I'm launching a large promotional event in mid-September, so all the rules go out the window at that point. I suspect I'll be a touch more intrusive but I still hope not to be annoying... :-)

Yeah, that's the problem. You get those large events and you want to promote, but then people get sick of it. In any case, let me know about what you're doing mid-September, and I'll try to help promote it too (without being annoying).

Well, all publicity is good publicity, or isn't that what they say?

"Too much" promotion can certainly be annoying but unless you keep doing it for a very long time I believe the point of really repelling readers is pretty far off.

So do as much as you have time and energy for and make sure to spread out into different channels - then I don't think you can do TOO much.
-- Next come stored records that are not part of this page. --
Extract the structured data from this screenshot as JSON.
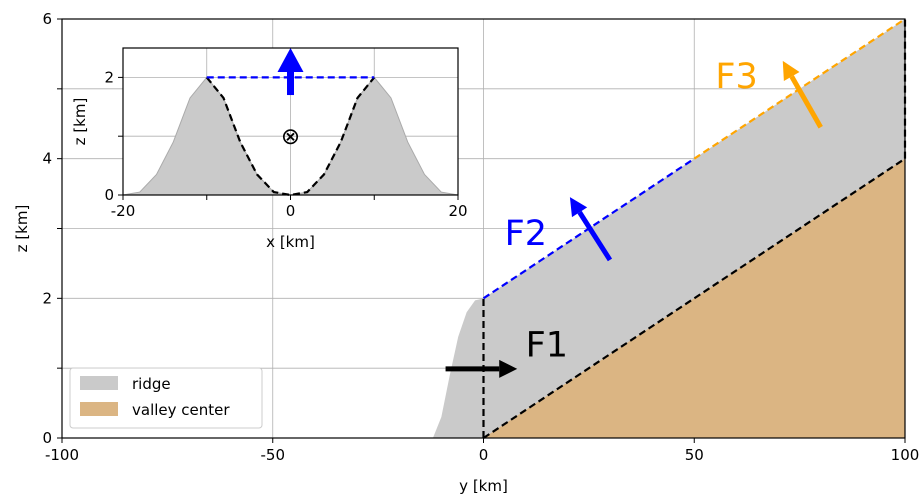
{
  "chart_data": [
    {
      "type": "area",
      "xlabel": "y [km]",
      "ylabel": "z [km]",
      "xlim": [
        -100,
        100
      ],
      "ylim": [
        0,
        6
      ],
      "xticks": [
        {
          "value": -100,
          "label": "-100"
        },
        {
          "value": -50,
          "label": "-50"
        },
        {
          "value": 0,
          "label": "0"
        },
        {
          "value": 50,
          "label": "50"
        },
        {
          "value": 100,
          "label": "100"
        }
      ],
      "yticks": [
        {
          "value": 0,
          "label": "0"
        },
        {
          "value": 2,
          "label": "2"
        },
        {
          "value": 4,
          "label": "4"
        },
        {
          "value": 6,
          "label": "6"
        }
      ],
      "grid": true,
      "legend": {
        "position": "lower-left",
        "items": [
          {
            "name": "ridge",
            "color": "#cacaca"
          },
          {
            "name": "valley center",
            "color": "#dbb583"
          }
        ]
      },
      "regions": [
        {
          "name": "ridge",
          "color": "#cacaca",
          "polygon": [
            [
              -12,
              0
            ],
            [
              -10,
              0.3
            ],
            [
              -8,
              0.9
            ],
            [
              -6,
              1.45
            ],
            [
              -4,
              1.8
            ],
            [
              -2,
              1.97
            ],
            [
              0,
              2
            ],
            [
              50,
              4
            ],
            [
              100,
              6
            ],
            [
              100,
              0
            ],
            [
              -12,
              0
            ]
          ]
        },
        {
          "name": "valley center",
          "color": "#dbb583",
          "polygon": [
            [
              0,
              0
            ],
            [
              100,
              4
            ],
            [
              100,
              0
            ]
          ]
        }
      ],
      "boundaries": [
        {
          "points": [
            [
              0,
              0
            ],
            [
              0,
              2
            ]
          ],
          "color": "#000000",
          "style": "dashed"
        },
        {
          "points": [
            [
              0,
              2
            ],
            [
              50,
              4
            ]
          ],
          "color": "#0000ff",
          "style": "dashed"
        },
        {
          "points": [
            [
              50,
              4
            ],
            [
              100,
              6
            ]
          ],
          "color": "#ffa500",
          "style": "dashed"
        },
        {
          "points": [
            [
              0,
              0
            ],
            [
              100,
              4
            ]
          ],
          "color": "#000000",
          "style": "dashed"
        },
        {
          "points": [
            [
              100,
              4
            ],
            [
              100,
              6
            ]
          ],
          "color": "#000000",
          "style": "dashed"
        }
      ],
      "annotations": [
        {
          "text": "F1",
          "color": "#000000",
          "x": 10,
          "y": 1.35
        },
        {
          "text": "F2",
          "color": "#0000ff",
          "x": 5,
          "y": 2.95
        },
        {
          "text": "F3",
          "color": "#ffa500",
          "x": 55,
          "y": 5.2
        }
      ],
      "arrows": [
        {
          "from": [
            -9,
            0.99
          ],
          "to": [
            8,
            0.99
          ],
          "color": "#000000"
        },
        {
          "from": [
            30,
            2.55
          ],
          "to": [
            20.5,
            3.45
          ],
          "color": "#0000ff"
        },
        {
          "from": [
            80,
            4.45
          ],
          "to": [
            71,
            5.4
          ],
          "color": "#ffa500"
        }
      ]
    },
    {
      "type": "area",
      "title": "",
      "xlabel": "x [km]",
      "ylabel": "z [km]",
      "xlim": [
        -20,
        20
      ],
      "ylim": [
        0,
        2.5
      ],
      "xticks": [
        {
          "value": -20,
          "label": "-20"
        },
        {
          "value": 0,
          "label": "0"
        },
        {
          "value": 20,
          "label": "20"
        }
      ],
      "yticks": [
        {
          "value": 0,
          "label": "0"
        },
        {
          "value": 2,
          "label": "2"
        }
      ],
      "grid": true,
      "fill": {
        "name": "ridge",
        "color": "#cacaca",
        "x": [
          -20,
          -18,
          -16,
          -14,
          -12,
          -10,
          -8,
          -6,
          -4,
          -2,
          0,
          2,
          4,
          6,
          8,
          10,
          12,
          14,
          16,
          18,
          20
        ],
        "y": [
          0,
          0.05,
          0.35,
          0.9,
          1.65,
          2.0,
          1.65,
          0.9,
          0.35,
          0.05,
          0,
          0.05,
          0.35,
          0.9,
          1.65,
          2.0,
          1.65,
          0.9,
          0.35,
          0.05,
          0
        ]
      },
      "valley_boundary": {
        "color": "#000000",
        "style": "dashed",
        "x": [
          -10,
          -8,
          -6,
          -4,
          -2,
          0,
          2,
          4,
          6,
          8,
          10
        ],
        "y": [
          2.0,
          1.65,
          0.9,
          0.35,
          0.05,
          0,
          0.05,
          0.35,
          0.9,
          1.65,
          2.0
        ]
      },
      "top_boundary": {
        "color": "#0000ff",
        "style": "dashed",
        "x": [
          -10,
          10
        ],
        "y": [
          2,
          2
        ]
      },
      "arrow": {
        "from": [
          0,
          1.7
        ],
        "to": [
          0,
          2.5
        ],
        "color": "#0000ff"
      },
      "marker": {
        "symbol": "⊗",
        "x": 0,
        "y": 1.0
      }
    }
  ]
}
Another option is to actually ask you readers/followers.

 

Good Luck!

 

 

 

I try to post on my Facebook page at least once a day. Facebook suggests to do that to keep your fans informed. I try to post on Twitter at least once a day. However, most of the time I post on my Facebook and Twitter pages multiple times a day. I like to post on my blog every day, which I've heard is recommended, but I usually post twice a week. Not all of my posts are promotional, especially not my blog posts.

Generally, the important thing is to post every day, but keep your promotional posts to half (or less) of your total posts.
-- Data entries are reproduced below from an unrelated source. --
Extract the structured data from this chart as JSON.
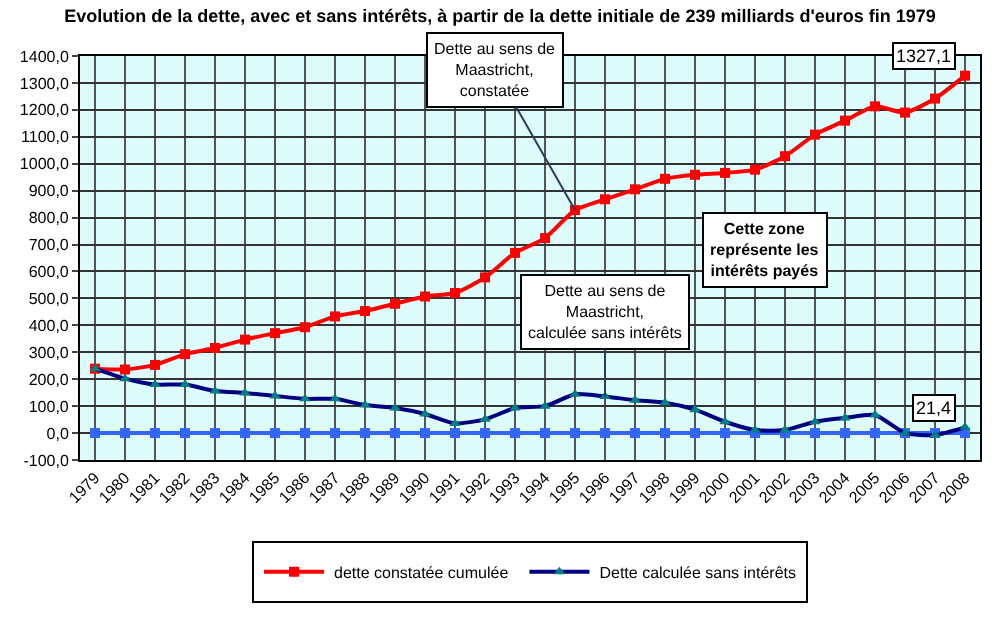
{
  "chart_data": {
    "type": "line",
    "title": "Evolution de la dette, avec et sans intérêts, à partir de la dette initiale de 239 milliards d'euros fin 1979",
    "categories": [
      "1979",
      "1980",
      "1981",
      "1982",
      "1983",
      "1984",
      "1985",
      "1986",
      "1987",
      "1988",
      "1989",
      "1990",
      "1991",
      "1992",
      "1993",
      "1994",
      "1995",
      "1996",
      "1997",
      "1998",
      "1999",
      "2000",
      "2001",
      "2002",
      "2003",
      "2004",
      "2005",
      "2006",
      "2007",
      "2008"
    ],
    "series": [
      {
        "color": "#3366ff",
        "marker": "square",
        "values": [
          0,
          0,
          0,
          0,
          0,
          0,
          0,
          0,
          0,
          0,
          0,
          0,
          0,
          0,
          0,
          0,
          0,
          0,
          0,
          0,
          0,
          0,
          0,
          0,
          0,
          0,
          0,
          0,
          0,
          0
        ]
      },
      {
        "name": "dette constatée cumulée",
        "color": "#ff0000",
        "marker": "square",
        "values": [
          239,
          236,
          253,
          293,
          316,
          347,
          371,
          393,
          433,
          453,
          480,
          507,
          520,
          578,
          669,
          724,
          828,
          868,
          905,
          944,
          959,
          966,
          978,
          1028,
          1108,
          1160,
          1213,
          1190,
          1242,
          1327.1
        ],
        "value_labels": [
          null,
          null,
          null,
          null,
          null,
          null,
          null,
          null,
          null,
          null,
          null,
          null,
          null,
          null,
          null,
          null,
          null,
          null,
          null,
          null,
          null,
          null,
          null,
          null,
          null,
          null,
          null,
          null,
          null,
          "1327,1"
        ]
      },
      {
        "name": "Dette calculée sans intérêts",
        "color": "#000080",
        "marker": "triangle",
        "values": [
          239,
          202,
          180,
          180,
          156,
          149,
          138,
          127,
          127,
          104,
          93,
          71,
          36,
          51,
          93,
          100,
          144,
          136,
          122,
          113,
          87,
          42,
          11,
          11,
          42,
          56,
          67,
          0,
          -7,
          21.4
        ],
        "value_labels": [
          null,
          null,
          null,
          null,
          null,
          null,
          null,
          null,
          null,
          null,
          null,
          null,
          null,
          null,
          null,
          null,
          null,
          null,
          null,
          null,
          null,
          null,
          null,
          null,
          null,
          null,
          null,
          null,
          null,
          "21,4"
        ]
      }
    ],
    "ylim": [
      -100,
      1400
    ],
    "yticks": [
      {
        "value": -100,
        "label": "-100,0"
      },
      {
        "value": 0,
        "label": "0,0"
      },
      {
        "value": 100,
        "label": "100,0"
      },
      {
        "value": 200,
        "label": "200,0"
      },
      {
        "value": 300,
        "label": "300,0"
      },
      {
        "value": 400,
        "label": "400,0"
      },
      {
        "value": 500,
        "label": "500,0"
      },
      {
        "value": 600,
        "label": "600,0"
      },
      {
        "value": 700,
        "label": "700,0"
      },
      {
        "value": 800,
        "label": "800,0"
      },
      {
        "value": 900,
        "label": "900,0"
      },
      {
        "value": 1000,
        "label": "1000,0"
      },
      {
        "value": 1100,
        "label": "1100,0"
      },
      {
        "value": 1200,
        "label": "1200,0"
      },
      {
        "value": 1300,
        "label": "1300,0"
      },
      {
        "value": 1400,
        "label": "1400,0"
      }
    ],
    "annotations": [
      {
        "text": "Dette au sens de\nMaastricht,\nconstatée",
        "x": "1995",
        "y": 828
      },
      {
        "text": "Dette au sens de\nMaastricht,\ncalculée sans intérêts",
        "x": "1996",
        "y": 136
      },
      "Cette zone\nreprésente les\nintérêts payés"
    ],
    "grid": true,
    "legend": "bottom",
    "line_style": "solid"
  }
}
At a convention this past weekend, I was one of the panelists in a seminar on self-promotion. One of my fellow panelists said that one needs to be active online, but at a minimum, 90% of your posts should just be you being friendly, interesting, and/or amusing, not messages urging people to buy your stuff. That sounds about right to me. You need to keep your name out in front of your Friends, Followers, or whatever, but you'll turn them off really fast if they feel you're mostly bombarding them with ads.
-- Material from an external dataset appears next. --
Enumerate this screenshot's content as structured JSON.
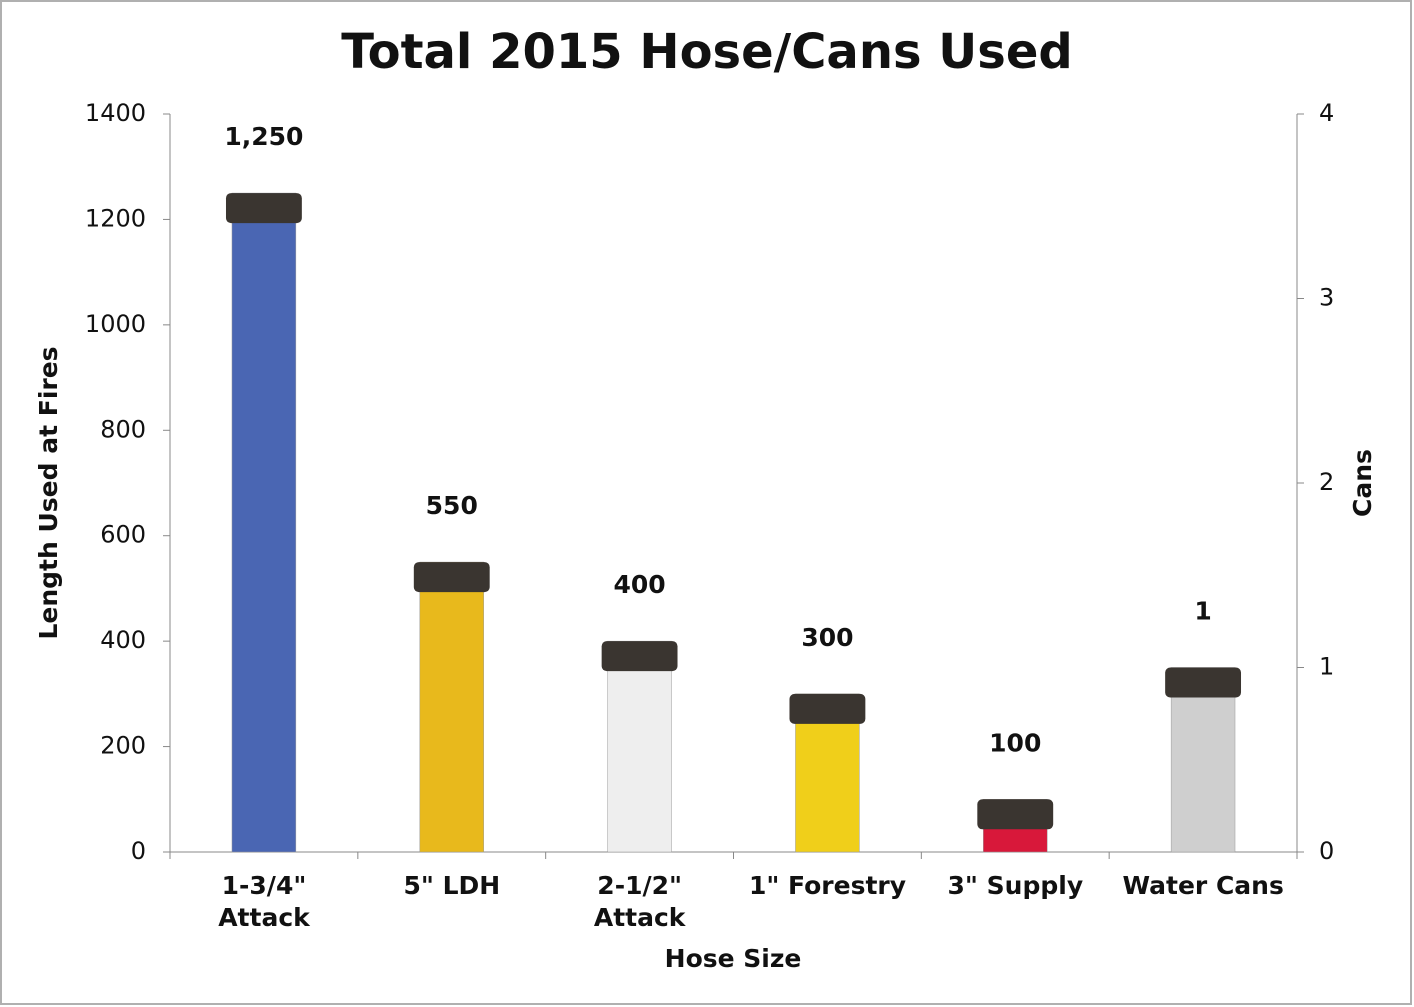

That makes sense. If you think about it you are selling yourself in a way. What better way to do that then be personal. Let them get to know you and then they will like you better for it, and when people like you they are more likely to buy your products.

This makes me think of "The Cluetrain Manifesto" from 1999.

  1. Markets are conversations.
  2. Markets consist of human beings, not demographic sectors.
  3. Conversations among human beings sound human. They are conducted in a human voice.
  4. Whether delivering information, opinions, perspectives, dissenting arguments or humorous asides, the human voice is typically open, natural, uncontrived.
  5. People recognize each other as such from the sound of this voice.
  6. The Internet is enabling conversations among human beings that were simply not possible in the era of mass media.

Read the rest...

If it helps, I post onto my blog three times per week. Mon - something about travelling, living, writing, etc. Wed - book review, Fri - a piece of flash fiction (which I've written). I'm also trying to get my name out there a little in the hope that when I have something to publish in the future, I might have a bit of a head-start. I hope that people aren't getting bored of me/my stuff, but I guess that's the risk you run, but you equally run the risk of gaining other people along the way!